My friend Michael Webster wrote a great article about the current possibilities, limitations and issues around presenting a disk device over 2TB to a virtual machine on vSphere. He also gave great guidance about how you might work with the current limitations to achieve unusual requirements. I have one thing to add:
I don’t want technical limitations in the hypervisor to limit my design choices.
Let’s leave aside the questions of whether it’s a sensible thing to have massive disks and the design implications from having these disks. As with any design decision there are implications here (Michael discussed a few).

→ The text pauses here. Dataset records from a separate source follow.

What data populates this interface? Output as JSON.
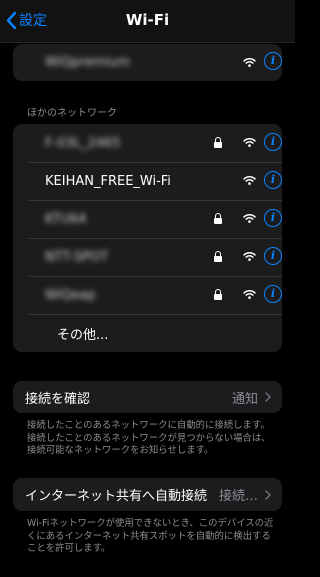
{
  "navbar": {
    "back_label": "設定",
    "title": "Wi-Fi"
  },
  "top_group": {
    "network": {
      "name": "WiQpremium",
      "blurred": true,
      "locked": false
    }
  },
  "other_networks": {
    "header": "ほかのネットワーク",
    "networks": [
      {
        "name": "F-03L_2465",
        "blurred": true,
        "locked": true
      },
      {
        "name": "KEIHAN_FREE_Wi-Fi",
        "blurred": false,
        "locked": false
      },
      {
        "name": "KTU64",
        "blurred": true,
        "locked": true
      },
      {
        "name": "NTT-SPOT",
        "blurred": true,
        "locked": true
      },
      {
        "name": "WiQeap",
        "blurred": true,
        "locked": true
      }
    ],
    "other_label": "その他..."
  },
  "ask_to_join": {
    "label": "接続を確認",
    "value": "通知",
    "footer": "接続したことのあるネットワークに自動的に接続します。接続したことのあるネットワークが見つからない場合は、接続可能なネットワークをお知らせします。"
  },
  "auto_join_hotspot": {
    "label": "インターネット共有へ自動接続",
    "value": "接続…",
    "footer": "Wi-Fiネットワークが使用できないとき、このデバイスの近くにあるインターネット共有スポットを自動的に検出することを許可します。"
  },
  "colors": {
    "accent": "#0a84ff",
    "background": "#000000",
    "cell": "#1c1c1e",
    "secondary_text": "#8d8d93"
  },
  "icons": [
    "chevron-left-icon",
    "lock-icon",
    "wifi-icon",
    "info-icon",
    "chevron-right-icon"
  ]
}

The progressive improvements in vSphere over each release have removed a lot of the limitations that constrained my designs in the past. Massively multi-CPU VMs with lots of memory and huge IO capabilities. Large and resilient host clusters, storage migrations and clusters. These changes have meant that the technical limitations of the hypervisor are far beyond what I need to fulfil almost all x86 workload requirements. The one place I feel I may still hit hypervisor limits is the 2TB disk limit, needing to use the workarounds leaves me unsatisfied.
I imagine there is a team of VMware developers hard at work making disks greater than 2TB possible for VMs, I hope they are given every resource they require. I look forward to the day when VM disk size is not limited by the hypervisor but by other design requirements.
What hypervisor limits affect your designs?